Ce point de vue s'est imposé alors que je prenais conscience que mon regard se focalisait sur les mains, en l'occurrence précisément même les mains gauches sur les clichés de Thierry, des paires chez Morandini, sans que j'ai conscience d'avoir subi l'influence de l'intitulé d'une partie de l'expo.
Thierry Fontaine construit ses images en ne laissant rien au hasard. Il emploie de vrais éléments, comme une chaine ou un grillage comme matériau pour réaliser l'impossible. Les faire par exemple brûler. Ou planter des clous dans un miroir ou une plaque de verre. Ce qui l'intéresse c'est de tenter des expériences pour créer des choses nouvelles. (Paysages, Brisbane 2007)
Le résultat peut être extrêmement onirique comme ici avec ce coquillage qui parle (Echo, Réunion, 2005). Avec un objet très simple car cet artiste met un point d'honneur à travailler avec les supports les moins chers possible.
Il aime redonner de la valeur à ce qui n'en a plus. Le concept de trésor contemporain lui est cher... (Reconstruction, Paris, 2006)
Certains clichés sont très longs à mettre en œuvre. Et si le travail s'apparente à la sculpture la photo est le seul support qui subsiste. Tout est détruit après.Quand on est déraciné, ce qui est la perception vécue par Thierry Fontaine on a besoin de se créer son territoire avec des objets. Il s'est beaucoup déplacé dans des îles, petites ou grandes. Nouméa fut l'une d'elles. Il y a remarqué combien les polynésiens réalisaient des objets avec du fil et des coquillages. Cela lui a donné l'idée de fabriquer lui-même des tours Eiffel en coquillages, ce qui le reliait en quelque sorte à Paris. Il a organisé ensuite une scénographie qu'il a photographiée et qui a été reproduite sur le carton d'invitation, (Se souvenir, Nouvelle-Calédonie 2009) et dont l'artiste explique le sens :
Elle peut aussi prendre beaucoup de temps à être mise en œuvre. Comme avec ces "ballons" peints sur des noix de coco et qui ont été faits par Thierry Fontaine lui-même, à l'instar des Tours Eiffel. Il a ensuite cherché un homme pour poser en faisant le geste de poursuivre le geste. Ils illustrent une observation de l'état de la société où il se trouvait à un moment donné et la réalité des objets fabriqués apporte de la crédibilité à la scène. D'autant plus que les clichés sont présentés à échelle 1, c'est à-dire grandeur nature et que le spectateur est placé un peu comme s'il se trouvait face à un tableau. (Le fabricant de rêves, nouvelle calédonie, 2008 )
Ce sont des idées que l'artiste photographie car ce sont bien des idées qu'il cherche à transmettre.

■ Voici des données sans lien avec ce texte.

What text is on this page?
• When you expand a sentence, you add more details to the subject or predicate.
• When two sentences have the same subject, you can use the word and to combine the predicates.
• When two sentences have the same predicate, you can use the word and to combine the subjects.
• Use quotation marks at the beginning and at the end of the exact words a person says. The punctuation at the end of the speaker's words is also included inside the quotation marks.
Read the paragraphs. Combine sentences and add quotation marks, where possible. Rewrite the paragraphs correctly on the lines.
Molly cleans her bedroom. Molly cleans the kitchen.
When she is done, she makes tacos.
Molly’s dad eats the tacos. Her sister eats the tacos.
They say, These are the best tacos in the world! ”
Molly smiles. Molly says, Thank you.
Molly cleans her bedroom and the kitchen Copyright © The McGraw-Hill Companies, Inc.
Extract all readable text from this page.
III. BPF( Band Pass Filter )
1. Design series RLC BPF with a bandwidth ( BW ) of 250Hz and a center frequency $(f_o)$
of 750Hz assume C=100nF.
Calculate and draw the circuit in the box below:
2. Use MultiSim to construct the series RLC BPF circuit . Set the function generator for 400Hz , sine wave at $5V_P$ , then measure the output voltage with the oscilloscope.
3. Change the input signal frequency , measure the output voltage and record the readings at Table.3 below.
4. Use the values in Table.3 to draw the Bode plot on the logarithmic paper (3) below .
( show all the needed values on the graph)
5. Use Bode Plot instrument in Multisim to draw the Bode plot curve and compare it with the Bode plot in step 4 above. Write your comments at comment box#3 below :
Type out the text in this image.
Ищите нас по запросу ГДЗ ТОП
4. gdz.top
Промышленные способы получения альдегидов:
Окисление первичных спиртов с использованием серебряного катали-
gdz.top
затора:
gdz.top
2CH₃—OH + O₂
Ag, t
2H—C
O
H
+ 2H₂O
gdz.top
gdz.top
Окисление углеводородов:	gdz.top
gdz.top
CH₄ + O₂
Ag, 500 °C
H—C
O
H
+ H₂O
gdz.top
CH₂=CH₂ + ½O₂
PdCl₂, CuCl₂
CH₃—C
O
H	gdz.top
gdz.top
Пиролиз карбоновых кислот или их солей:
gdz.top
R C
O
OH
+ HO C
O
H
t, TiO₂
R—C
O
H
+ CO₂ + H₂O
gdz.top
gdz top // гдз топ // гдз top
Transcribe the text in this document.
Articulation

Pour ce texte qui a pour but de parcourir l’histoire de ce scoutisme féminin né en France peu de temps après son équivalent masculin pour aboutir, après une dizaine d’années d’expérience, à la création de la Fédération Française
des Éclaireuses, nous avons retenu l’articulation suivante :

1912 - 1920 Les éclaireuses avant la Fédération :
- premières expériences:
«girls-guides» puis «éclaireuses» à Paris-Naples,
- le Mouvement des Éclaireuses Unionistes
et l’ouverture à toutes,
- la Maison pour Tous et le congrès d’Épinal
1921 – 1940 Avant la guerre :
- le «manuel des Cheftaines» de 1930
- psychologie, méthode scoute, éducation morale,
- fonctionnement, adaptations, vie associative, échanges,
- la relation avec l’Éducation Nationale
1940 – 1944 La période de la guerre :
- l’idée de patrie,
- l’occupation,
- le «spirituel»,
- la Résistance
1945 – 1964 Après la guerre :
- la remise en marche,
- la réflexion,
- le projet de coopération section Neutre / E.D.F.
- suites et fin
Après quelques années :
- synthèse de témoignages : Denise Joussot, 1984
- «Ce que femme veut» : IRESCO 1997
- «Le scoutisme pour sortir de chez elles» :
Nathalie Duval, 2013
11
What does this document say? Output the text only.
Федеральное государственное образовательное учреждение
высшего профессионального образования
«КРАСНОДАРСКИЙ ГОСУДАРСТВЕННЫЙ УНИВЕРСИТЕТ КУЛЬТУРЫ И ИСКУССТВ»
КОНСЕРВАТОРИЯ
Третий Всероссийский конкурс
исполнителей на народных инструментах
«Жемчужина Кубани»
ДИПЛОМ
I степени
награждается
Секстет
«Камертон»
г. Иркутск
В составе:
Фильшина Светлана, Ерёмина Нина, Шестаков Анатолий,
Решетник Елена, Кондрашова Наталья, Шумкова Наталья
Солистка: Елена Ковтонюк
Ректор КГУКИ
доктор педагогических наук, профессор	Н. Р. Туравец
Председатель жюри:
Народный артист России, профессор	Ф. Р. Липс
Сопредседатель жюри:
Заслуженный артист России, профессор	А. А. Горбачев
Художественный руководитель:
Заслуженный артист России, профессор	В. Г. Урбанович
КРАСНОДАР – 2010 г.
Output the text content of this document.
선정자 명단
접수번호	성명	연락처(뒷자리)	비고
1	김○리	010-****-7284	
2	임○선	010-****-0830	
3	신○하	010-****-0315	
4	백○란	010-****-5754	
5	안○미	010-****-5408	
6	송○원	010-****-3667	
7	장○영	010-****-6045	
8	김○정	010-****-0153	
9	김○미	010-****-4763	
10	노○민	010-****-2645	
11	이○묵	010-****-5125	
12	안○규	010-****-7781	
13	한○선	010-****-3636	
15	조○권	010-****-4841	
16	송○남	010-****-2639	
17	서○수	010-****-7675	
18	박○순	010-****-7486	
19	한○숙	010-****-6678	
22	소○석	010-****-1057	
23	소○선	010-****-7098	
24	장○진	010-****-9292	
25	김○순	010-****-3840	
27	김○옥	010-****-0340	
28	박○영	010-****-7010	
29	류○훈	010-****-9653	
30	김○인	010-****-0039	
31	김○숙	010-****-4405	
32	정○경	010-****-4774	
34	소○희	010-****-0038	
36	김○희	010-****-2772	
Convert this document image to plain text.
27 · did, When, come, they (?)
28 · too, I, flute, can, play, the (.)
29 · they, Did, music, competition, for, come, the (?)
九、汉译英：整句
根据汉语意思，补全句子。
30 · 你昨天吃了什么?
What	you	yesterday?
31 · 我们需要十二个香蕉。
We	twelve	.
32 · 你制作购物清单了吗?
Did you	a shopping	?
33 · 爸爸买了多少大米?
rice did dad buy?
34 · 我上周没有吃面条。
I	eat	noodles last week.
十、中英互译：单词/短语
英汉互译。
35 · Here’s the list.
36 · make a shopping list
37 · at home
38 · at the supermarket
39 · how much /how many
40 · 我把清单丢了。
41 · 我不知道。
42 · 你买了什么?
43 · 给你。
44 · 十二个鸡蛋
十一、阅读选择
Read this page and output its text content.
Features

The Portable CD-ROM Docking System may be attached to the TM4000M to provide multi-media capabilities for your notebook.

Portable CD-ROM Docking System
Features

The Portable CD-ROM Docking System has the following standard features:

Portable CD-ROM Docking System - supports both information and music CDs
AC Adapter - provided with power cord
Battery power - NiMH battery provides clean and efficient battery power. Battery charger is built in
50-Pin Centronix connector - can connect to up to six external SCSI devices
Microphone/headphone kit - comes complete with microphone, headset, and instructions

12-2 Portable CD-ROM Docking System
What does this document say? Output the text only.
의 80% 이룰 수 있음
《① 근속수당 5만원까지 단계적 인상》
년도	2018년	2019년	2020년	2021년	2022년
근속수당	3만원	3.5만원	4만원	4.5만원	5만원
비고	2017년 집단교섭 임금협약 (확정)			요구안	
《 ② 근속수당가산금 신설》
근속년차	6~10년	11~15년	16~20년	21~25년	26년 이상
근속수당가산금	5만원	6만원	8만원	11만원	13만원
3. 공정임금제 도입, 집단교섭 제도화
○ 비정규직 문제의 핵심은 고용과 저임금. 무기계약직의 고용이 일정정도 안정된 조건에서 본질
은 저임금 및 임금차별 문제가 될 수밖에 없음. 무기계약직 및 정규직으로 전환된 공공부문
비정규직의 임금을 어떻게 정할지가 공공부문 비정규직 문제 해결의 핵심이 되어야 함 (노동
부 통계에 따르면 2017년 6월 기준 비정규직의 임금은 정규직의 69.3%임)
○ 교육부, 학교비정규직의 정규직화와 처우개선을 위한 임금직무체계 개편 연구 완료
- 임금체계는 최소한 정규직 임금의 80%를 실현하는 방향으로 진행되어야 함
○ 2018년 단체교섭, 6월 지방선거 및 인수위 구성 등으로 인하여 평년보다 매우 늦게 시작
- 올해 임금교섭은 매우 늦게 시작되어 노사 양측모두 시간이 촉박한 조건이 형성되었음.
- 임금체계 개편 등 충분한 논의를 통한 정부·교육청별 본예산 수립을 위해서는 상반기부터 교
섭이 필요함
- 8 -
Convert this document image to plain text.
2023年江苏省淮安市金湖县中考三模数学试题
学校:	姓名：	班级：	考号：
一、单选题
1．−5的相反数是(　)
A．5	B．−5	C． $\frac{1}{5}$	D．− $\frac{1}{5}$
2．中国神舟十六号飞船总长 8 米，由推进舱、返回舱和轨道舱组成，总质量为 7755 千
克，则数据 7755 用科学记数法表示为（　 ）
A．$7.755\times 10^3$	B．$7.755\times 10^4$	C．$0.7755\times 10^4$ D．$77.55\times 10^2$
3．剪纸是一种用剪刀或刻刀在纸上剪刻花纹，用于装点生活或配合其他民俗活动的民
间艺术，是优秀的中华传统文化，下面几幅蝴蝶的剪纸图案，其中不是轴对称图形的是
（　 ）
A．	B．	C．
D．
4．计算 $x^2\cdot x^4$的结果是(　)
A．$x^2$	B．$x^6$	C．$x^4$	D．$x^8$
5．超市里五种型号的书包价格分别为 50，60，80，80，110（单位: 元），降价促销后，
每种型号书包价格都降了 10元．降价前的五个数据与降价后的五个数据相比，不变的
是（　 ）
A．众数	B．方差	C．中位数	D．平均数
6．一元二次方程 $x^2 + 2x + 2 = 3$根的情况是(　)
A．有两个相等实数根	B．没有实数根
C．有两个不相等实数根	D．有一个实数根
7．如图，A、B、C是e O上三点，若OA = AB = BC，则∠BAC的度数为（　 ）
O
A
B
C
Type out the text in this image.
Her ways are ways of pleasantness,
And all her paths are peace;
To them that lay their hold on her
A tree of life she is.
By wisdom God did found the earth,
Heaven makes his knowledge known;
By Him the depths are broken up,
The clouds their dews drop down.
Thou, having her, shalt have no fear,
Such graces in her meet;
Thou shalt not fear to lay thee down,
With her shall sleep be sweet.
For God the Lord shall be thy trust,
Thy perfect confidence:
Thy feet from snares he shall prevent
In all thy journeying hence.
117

Francis Morandini photographie des "petites choses sans signification trouvées sur son chemin" que l'on peut découvrir dans la rue Traversante. L'absence de sens ne dure pas. Ses photos sont réalisées intentionnellement en argentique, pour prendre de la distance avec le temps.
Il a l’habitude de scruter le territoire, sans forcément voyager loin. La lumière du matin sur son quartier nourrit son imagination. Son œil repère des lieux, des angles sur lesquels il revient régulièrement, pour être présent et déclencher son appareil pile au moment où il verra l’habitant se saisir de son environnement.
Cela pourra être un tronc d’arbre qui ne fera pas obstacle à une rencontre. Un enfant écrasant la vie qui surgit au cœur d’une fontaine asséchée. Un dégrafiteur qu’il voulait dans un halo de gouttelettes.
Très rarement il y a quand même des instantanés, comme ici, provoqué par la beauté d’un arbre vers lequel se tendent des mains, illustrant la vie, la mort et la vieillesse, faisant sentir combien l’artiste aime la tradition de la photo surréaliste (Toucher par la cécité, 2011).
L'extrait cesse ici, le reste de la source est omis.